All three 5700 models use the same 'Navi 10' GPU, which has a maximum of 40 CUs. It's manufactured using TSMC's latest and greatest 7nm FinFET process, the same process that's used on AMD's upcoming Ryzen 3000 CPUs—as well as Apple's A12 SOC that launched in September 2018. AMD lists the transistor count as 10.3 billion, with a die size of 251mm2. That's substantially smaller than Vega 10 (12.5 billion and 495mm2), and compared to Nvidia's TU106 in the RTX 2060/2070 (10.8 billion and 445mm2) AMD has only slightly fewer transistors packed into a far smaller area.


Those are the core specs, but there are a few extra pieces of information that aren't really covered. First, even though the theoretical performance per streaming core is the same—one FMA per clock—AMD has reworked the architecture relative to previous GPUs and claims 25 percent better IPC, and 50 percent better performance per watt.

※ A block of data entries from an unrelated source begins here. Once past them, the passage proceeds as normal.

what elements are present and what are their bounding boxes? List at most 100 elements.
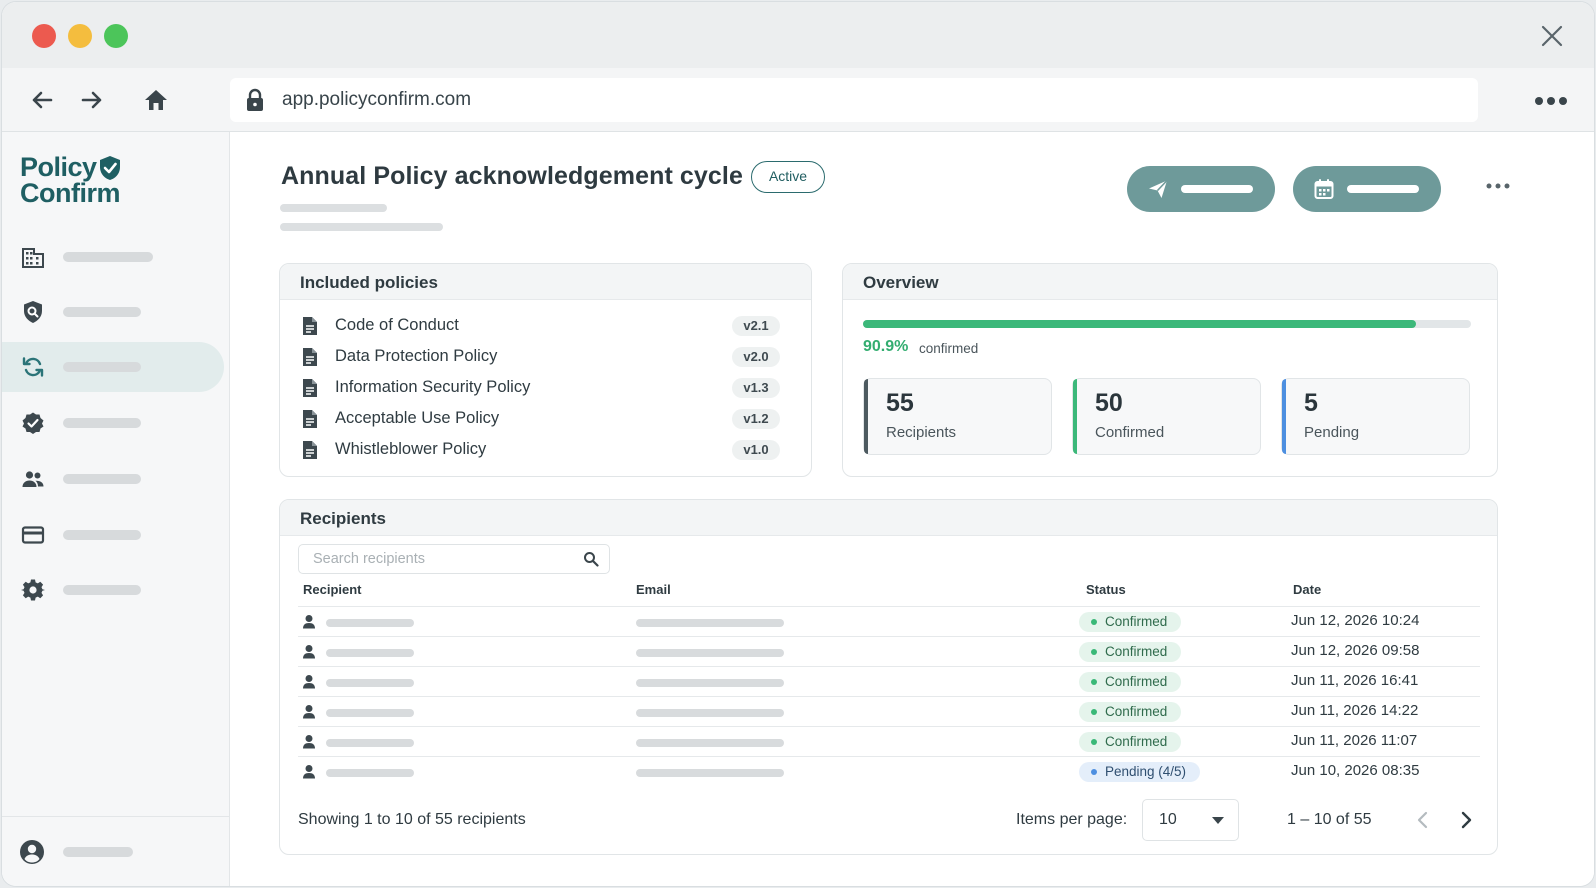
- stat-accent-bar: [864, 379, 868, 454]
- recipient-email-placeholder: [636, 679, 784, 687]
- sidebar-item-verified[interactable]: [2, 398, 224, 448]
- policy-name: Code of Conduct: [335, 316, 459, 334]
- recipient-date: Jun 12, 2026 10:24: [1291, 612, 1420, 629]
- table-row[interactable]: Confirmed Jun 11, 2026 14:22: [298, 696, 1480, 726]
- sidebar-label-placeholder: [63, 252, 153, 262]
- column-header-email[interactable]: Email: [636, 582, 671, 597]
- badge-check-icon: [22, 412, 44, 434]
- recipient-name-placeholder: [326, 679, 414, 687]
- page-title: Annual Policy acknowledgement cycle: [281, 162, 743, 190]
- document-icon: [303, 441, 317, 459]
- column-header-recipient[interactable]: Recipient: [303, 582, 362, 597]
- stat-label: Confirmed: [1095, 424, 1165, 441]
- account-icon: [20, 840, 44, 864]
- back-arrow-icon[interactable]: [28, 86, 56, 114]
- status-pill: Confirmed: [1079, 612, 1182, 632]
- user-icon: [303, 735, 315, 749]
- schedule-button[interactable]: [1293, 166, 1441, 212]
- sidebar-item-settings[interactable]: [2, 565, 224, 615]
- sidebar-label-placeholder: [63, 530, 141, 540]
- stat-accent-bar: [1282, 379, 1286, 454]
- shield-search-icon: [24, 301, 42, 323]
- table-row[interactable]: Confirmed Jun 12, 2026 09:58: [298, 636, 1480, 666]
- policy-version-badge: v1.0: [732, 440, 780, 460]
- button-label-placeholder: [1181, 185, 1253, 193]
- status-badge: Active: [751, 161, 825, 193]
- stat-value: 55: [886, 389, 914, 417]
- sidebar-label-placeholder: [63, 307, 141, 317]
- browser-toolbar: app.policyconfirm.com: [2, 68, 1594, 132]
- items-per-page-label: Items per page:: [1016, 811, 1128, 828]
- stat-label: Pending: [1304, 424, 1360, 441]
- brand-logo[interactable]: Policy Confirm: [20, 154, 121, 208]
- chevron-right-icon[interactable]: [1456, 809, 1476, 831]
- policy-item[interactable]: Acceptable Use Policy v1.2: [300, 407, 780, 431]
- cycle-icon: [22, 357, 44, 377]
- recipient-name-placeholder: [326, 739, 414, 747]
- status-pill: Confirmed: [1079, 672, 1182, 692]
- subtitle-placeholder: [280, 204, 387, 212]
- policy-item[interactable]: Whistleblower Policy v1.0: [300, 438, 780, 462]
- address-bar[interactable]: app.policyconfirm.com: [230, 78, 1478, 122]
- recipients-card: Recipients Search recipients Recipient E…: [279, 499, 1498, 855]
- table-row[interactable]: Pending (4/5) Jun 10, 2026 08:35: [298, 756, 1480, 786]
- recipient-date: Jun 11, 2026 16:41: [1291, 672, 1419, 689]
- policy-name: Data Protection Policy: [335, 347, 498, 365]
- policy-version-badge: v2.1: [732, 316, 780, 336]
- column-header-date[interactable]: Date: [1293, 582, 1322, 597]
- send-button[interactable]: [1127, 166, 1275, 212]
- search-icon[interactable]: [583, 551, 599, 567]
- column-header-status[interactable]: Status: [1086, 582, 1126, 597]
- policy-item[interactable]: Data Protection Policy v2.0: [300, 345, 780, 369]
- policy-item[interactable]: Information Security Policy v1.3: [300, 376, 780, 400]
- items-per-page-value: 10: [1159, 811, 1177, 828]
- user-icon: [303, 645, 315, 659]
- sidebar-item-billing[interactable]: [2, 510, 224, 560]
- table-row[interactable]: Confirmed Jun 11, 2026 16:41: [298, 666, 1480, 696]
- recipient-email-placeholder: [636, 709, 784, 717]
- more-dots-icon: [1486, 183, 1510, 189]
- document-icon: [303, 317, 317, 335]
- stat-card: 5 Pending: [1281, 378, 1470, 455]
- chevron-left-icon[interactable]: [1413, 809, 1433, 831]
- send-icon: [1149, 179, 1168, 198]
- user-icon: [303, 705, 315, 719]
- recipient-name-placeholder: [326, 649, 414, 657]
- recipient-name-placeholder: [326, 769, 414, 777]
- confirmation-progress-bar: [863, 320, 1471, 328]
- forward-arrow-icon[interactable]: [78, 86, 106, 114]
- sidebar-account[interactable]: [2, 816, 230, 886]
- maximize-window-button[interactable]: [104, 24, 128, 48]
- included-policies-card: Included policies Code of Conduct v2.1 Dat…: [279, 263, 812, 477]
- policy-item[interactable]: Code of Conduct v2.1: [300, 314, 780, 338]
- close-window-button[interactable]: [32, 24, 56, 48]
- home-icon[interactable]: [142, 86, 170, 114]
- sidebar-item-compliance[interactable]: [2, 287, 224, 337]
- card-title: Included policies: [280, 264, 811, 300]
- account-name-placeholder: [63, 847, 133, 857]
- search-input[interactable]: Search recipients: [298, 544, 610, 574]
- shield-check-icon: [100, 156, 120, 180]
- sidebar-item-users[interactable]: [2, 454, 224, 504]
- table-row[interactable]: Confirmed Jun 11, 2026 11:07: [298, 726, 1480, 756]
- search-placeholder: Search recipients: [313, 551, 426, 567]
- close-icon[interactable]: [1538, 22, 1566, 50]
- items-per-page-select[interactable]: 10: [1142, 799, 1239, 841]
- confirmed-percent-label: confirmed: [919, 341, 979, 356]
- more-actions-button[interactable]: [1486, 178, 1510, 190]
- sidebar-item-organization[interactable]: [2, 232, 224, 282]
- document-icon: [303, 348, 317, 366]
- sidebar-item-cycles[interactable]: [2, 342, 224, 392]
- card-title: Recipients: [280, 500, 1497, 536]
- brand-line-2: Confirm: [20, 178, 121, 208]
- caret-down-icon: [1212, 817, 1224, 824]
- pagination-range: 1 – 10 of 55: [1287, 811, 1372, 828]
- browser-menu-button[interactable]: [1534, 88, 1568, 108]
- stat-card: 50 Confirmed: [1072, 378, 1261, 455]
- users-icon: [22, 471, 44, 487]
- gear-icon: [21, 579, 45, 601]
- table-row[interactable]: Confirmed Jun 12, 2026 10:24: [298, 606, 1480, 636]
- policy-version-badge: v1.3: [732, 378, 780, 398]
- minimize-window-button[interactable]: [68, 24, 92, 48]
- overview-card: Overview 90.9% confirmed 55 Recipients 50 C…: [842, 263, 1498, 477]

You can't really compare raw GFLOPS or TFLOPS numbers (billions or trillions of floating point ops per second) among different GPUs anyway, because architectures behave differently. However, if AMD's 25 percent claim is accurate, that means the 9.75 TFLOPS RX 5700 XT should perform close to a 12.19 TFLOPS Vega GPU. The actual Vega 64 is rated at up to 12.66 TFLOPS, and AMD says the 5700 XT is typically slightly faster (though I haven't been able to verify those numbers yet). Keep in mind that Nvidia's GTX 1080 has a theoretical compute performance of 8873 GFLOPS, but outperforms the Vega 64 on average in our gaming tests, so Nvidia still appears to extract more real-world performance from its hardware.

The second item is the new "Game Clock" specification. This is a conservative estimate of the typical clockspeeds users will get from the GPU while playing games. This is basically the same as Nvidia's boost clock—Nvidia's cards routinely run at speeds well above the rated boost clock in my experience—and as Nvidia puts it, it's better to under promise and over deliver than the other way around. So the Game Clock is a change of tune from previous AMD cards where the boost clock was more of an optimistic maximum clock for the GPU. There's just one problem.

AMD is reporting computational performance using the boost clock, or at least it used that number in its E3 press briefings and on the product specs pages. We can't say for certain what clockspeeds the Navi GPUs will use during gaming sessions, but AMD's own statements suggest the Game Clock is a better estimate than the boost clock. That would give the RX 5700 XT a rating of 8986 GFLOPS and the RX 5700 drops to 7488 GFLOPS. But keep in mind what I said just a moment ago about not being able to directly compare GFLOPS to determine gaming performance. Drivers and other elements still factor into the equation, even if Navi does deliver better throughput than previous AMD GPUs.